Japan plans police unit for isles disputed with China

Arleigh Burke-class guided-missile destroyer USS Mustin (DDG 89) transits in formation with Japan Maritime Self-Defense Force ships JS Kirisame (DD 104) and JS Asayuki (DD 132) during bilateral training in South China Sea.
Arleigh Burke-class guided-missile destroyer USS Mustin (DDG 89) transits in formation with Japan Maritime Self-Defense Force ships JS Kirisame (DD 104) and JS Asayuki (DD 132) during bilateral training in South China Sea.PHOTO: REUTERS

TOKYO (BLOOMBERG) - Japan plans to set up a new police unit covering islands disputed with China, public broadcaster NHK reported, which could step up pressure in a flash point with its neighbour.

Members of the unit will tackle any unauthorised landings in the southern prefecture of Okinawa, including on the disputed islands known as the Senkakus in Japan and the Diaoyus in China, NHK reported on Monday (Sept 2), without saying where it got the information.

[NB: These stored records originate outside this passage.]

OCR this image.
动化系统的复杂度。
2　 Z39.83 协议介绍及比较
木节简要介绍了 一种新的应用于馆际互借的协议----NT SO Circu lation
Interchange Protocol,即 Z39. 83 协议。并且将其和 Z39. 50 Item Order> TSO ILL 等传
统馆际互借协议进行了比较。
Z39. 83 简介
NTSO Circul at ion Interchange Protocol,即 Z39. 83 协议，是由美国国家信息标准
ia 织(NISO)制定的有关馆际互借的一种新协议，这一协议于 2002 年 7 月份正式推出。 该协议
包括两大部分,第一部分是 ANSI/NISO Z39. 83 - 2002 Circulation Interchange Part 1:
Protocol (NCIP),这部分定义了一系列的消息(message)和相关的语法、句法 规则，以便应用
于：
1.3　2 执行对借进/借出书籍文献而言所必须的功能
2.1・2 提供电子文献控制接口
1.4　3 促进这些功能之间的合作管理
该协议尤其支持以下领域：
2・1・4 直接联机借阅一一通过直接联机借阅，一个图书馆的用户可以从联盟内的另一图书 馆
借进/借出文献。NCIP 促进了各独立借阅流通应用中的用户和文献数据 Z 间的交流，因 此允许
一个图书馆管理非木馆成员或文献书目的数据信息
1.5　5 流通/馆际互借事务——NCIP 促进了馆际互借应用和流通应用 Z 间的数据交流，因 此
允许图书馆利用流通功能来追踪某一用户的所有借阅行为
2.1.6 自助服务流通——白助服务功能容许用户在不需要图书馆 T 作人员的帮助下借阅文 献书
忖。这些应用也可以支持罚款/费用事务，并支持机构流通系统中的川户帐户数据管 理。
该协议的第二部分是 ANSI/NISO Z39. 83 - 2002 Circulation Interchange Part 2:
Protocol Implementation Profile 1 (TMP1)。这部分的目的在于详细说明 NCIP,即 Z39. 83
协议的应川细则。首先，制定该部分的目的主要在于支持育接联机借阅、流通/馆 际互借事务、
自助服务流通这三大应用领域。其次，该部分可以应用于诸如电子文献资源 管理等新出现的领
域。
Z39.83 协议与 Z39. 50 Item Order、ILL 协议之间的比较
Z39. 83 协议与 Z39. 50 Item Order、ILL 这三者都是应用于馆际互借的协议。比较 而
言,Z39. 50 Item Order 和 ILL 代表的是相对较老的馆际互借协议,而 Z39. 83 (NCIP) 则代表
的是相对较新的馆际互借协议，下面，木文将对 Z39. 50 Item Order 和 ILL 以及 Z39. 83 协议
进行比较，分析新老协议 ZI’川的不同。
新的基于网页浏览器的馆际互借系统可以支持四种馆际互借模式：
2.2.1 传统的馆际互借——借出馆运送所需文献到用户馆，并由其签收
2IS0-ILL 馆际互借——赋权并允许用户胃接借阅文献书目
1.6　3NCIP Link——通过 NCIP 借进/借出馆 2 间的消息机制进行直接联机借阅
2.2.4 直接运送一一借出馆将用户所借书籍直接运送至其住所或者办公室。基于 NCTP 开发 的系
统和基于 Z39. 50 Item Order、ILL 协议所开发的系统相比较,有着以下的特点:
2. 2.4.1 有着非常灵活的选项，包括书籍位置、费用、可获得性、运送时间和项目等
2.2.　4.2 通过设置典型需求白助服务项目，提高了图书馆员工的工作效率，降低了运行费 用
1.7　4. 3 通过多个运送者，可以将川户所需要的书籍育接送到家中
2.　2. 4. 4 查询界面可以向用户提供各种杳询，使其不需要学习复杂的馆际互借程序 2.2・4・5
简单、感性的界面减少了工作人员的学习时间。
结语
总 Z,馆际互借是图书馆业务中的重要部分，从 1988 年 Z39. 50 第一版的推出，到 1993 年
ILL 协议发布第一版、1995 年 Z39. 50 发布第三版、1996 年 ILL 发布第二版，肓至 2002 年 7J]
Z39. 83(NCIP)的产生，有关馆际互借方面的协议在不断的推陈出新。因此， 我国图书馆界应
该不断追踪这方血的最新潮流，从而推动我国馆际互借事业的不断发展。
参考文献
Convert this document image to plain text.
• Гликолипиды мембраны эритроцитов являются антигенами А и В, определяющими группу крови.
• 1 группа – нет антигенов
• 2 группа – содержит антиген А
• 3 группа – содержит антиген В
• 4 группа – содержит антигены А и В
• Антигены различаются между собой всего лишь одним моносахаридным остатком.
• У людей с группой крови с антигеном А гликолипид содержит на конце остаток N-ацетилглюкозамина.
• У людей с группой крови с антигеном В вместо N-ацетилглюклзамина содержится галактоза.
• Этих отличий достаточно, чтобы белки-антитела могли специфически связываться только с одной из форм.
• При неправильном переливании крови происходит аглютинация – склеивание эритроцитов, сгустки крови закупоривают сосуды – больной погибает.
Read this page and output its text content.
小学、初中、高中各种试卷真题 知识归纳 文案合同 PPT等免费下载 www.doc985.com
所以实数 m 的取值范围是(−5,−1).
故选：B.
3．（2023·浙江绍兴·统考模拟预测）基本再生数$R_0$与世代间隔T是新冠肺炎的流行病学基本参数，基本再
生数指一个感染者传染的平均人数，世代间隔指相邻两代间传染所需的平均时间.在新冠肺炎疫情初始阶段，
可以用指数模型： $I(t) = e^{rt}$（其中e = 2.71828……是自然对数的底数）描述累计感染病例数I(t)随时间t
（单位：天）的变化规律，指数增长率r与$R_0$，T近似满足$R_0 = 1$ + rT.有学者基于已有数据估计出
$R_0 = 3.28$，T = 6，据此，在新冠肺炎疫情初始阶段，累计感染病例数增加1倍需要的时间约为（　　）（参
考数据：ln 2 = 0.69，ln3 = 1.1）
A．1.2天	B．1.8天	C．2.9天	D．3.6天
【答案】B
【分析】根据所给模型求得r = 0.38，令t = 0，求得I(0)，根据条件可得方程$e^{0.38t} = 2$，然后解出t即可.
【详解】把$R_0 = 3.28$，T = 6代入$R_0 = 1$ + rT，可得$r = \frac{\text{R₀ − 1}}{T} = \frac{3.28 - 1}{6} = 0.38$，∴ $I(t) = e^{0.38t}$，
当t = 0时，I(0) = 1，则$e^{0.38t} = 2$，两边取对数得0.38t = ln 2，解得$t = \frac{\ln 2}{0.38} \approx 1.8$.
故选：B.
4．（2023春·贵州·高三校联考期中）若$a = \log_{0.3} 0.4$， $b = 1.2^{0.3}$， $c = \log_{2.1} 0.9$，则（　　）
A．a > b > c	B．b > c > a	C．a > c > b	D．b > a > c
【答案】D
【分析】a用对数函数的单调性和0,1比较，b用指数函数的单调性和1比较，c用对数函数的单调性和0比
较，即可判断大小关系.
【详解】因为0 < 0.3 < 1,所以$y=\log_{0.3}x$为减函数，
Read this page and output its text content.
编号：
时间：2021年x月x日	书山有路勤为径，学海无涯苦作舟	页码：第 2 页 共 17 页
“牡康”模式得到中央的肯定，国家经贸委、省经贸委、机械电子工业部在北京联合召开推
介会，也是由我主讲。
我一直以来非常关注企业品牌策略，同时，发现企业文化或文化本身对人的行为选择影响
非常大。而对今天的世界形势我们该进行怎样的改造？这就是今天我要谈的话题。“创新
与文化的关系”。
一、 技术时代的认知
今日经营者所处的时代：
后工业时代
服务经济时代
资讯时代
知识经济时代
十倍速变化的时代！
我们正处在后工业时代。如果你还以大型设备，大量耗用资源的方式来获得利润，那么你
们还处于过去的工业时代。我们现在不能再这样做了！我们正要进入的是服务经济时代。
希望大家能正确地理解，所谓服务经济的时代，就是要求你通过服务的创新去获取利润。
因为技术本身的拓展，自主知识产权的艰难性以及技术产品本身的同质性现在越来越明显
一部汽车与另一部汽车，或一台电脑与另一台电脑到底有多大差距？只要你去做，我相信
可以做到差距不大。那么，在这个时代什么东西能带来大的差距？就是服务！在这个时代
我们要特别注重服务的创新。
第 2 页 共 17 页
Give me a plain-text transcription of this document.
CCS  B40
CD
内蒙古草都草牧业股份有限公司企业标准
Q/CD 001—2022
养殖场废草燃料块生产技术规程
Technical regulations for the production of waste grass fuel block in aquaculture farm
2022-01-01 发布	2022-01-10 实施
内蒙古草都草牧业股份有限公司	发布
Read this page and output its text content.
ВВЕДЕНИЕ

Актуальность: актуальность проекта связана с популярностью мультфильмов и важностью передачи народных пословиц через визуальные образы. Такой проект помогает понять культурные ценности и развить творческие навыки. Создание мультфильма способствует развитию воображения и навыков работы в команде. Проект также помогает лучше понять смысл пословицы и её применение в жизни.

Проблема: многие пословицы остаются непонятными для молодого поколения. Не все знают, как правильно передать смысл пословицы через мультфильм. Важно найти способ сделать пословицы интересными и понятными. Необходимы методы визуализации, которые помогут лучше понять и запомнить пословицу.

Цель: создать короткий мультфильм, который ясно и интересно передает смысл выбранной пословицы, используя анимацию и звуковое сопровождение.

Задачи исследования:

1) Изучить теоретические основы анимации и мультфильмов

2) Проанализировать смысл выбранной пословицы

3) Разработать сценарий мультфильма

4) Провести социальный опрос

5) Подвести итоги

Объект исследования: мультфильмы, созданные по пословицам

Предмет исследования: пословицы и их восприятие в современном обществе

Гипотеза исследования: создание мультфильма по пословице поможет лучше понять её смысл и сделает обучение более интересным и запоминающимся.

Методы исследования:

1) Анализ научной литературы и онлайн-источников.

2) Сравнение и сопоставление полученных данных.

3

Ties between China and Japan deteriorated to their worst point in decades after Japan purchased part of the disputed chain from a private owner in 2012. Relations have now returned to a relatively even keel, but coast guard and military vessels from both countries continue to follow one another around the islands.

In a sign of the easing ties, Mr Xi Jinping in June became the first Chinese president to visit Japan in nine years, and is expected to make a more formal state visit next year. China is Japan's largest trading partner.

Japan has already bolstered its military presence on the Ryukyu Islands, the chain that stretches from its main southwest island of Kyushu to waters northeast of Taiwan.

The new police unit will be established next year and members - to be armed with submachine guns - will receive special training, NHK said. The National Police Agency is seeking a budget for a large helicopter and an increase in personnel in Okinawa, the broadcaster added.

Activists from Hong Kong landed on the disputed islands and were arrested in 2012, according to NHK.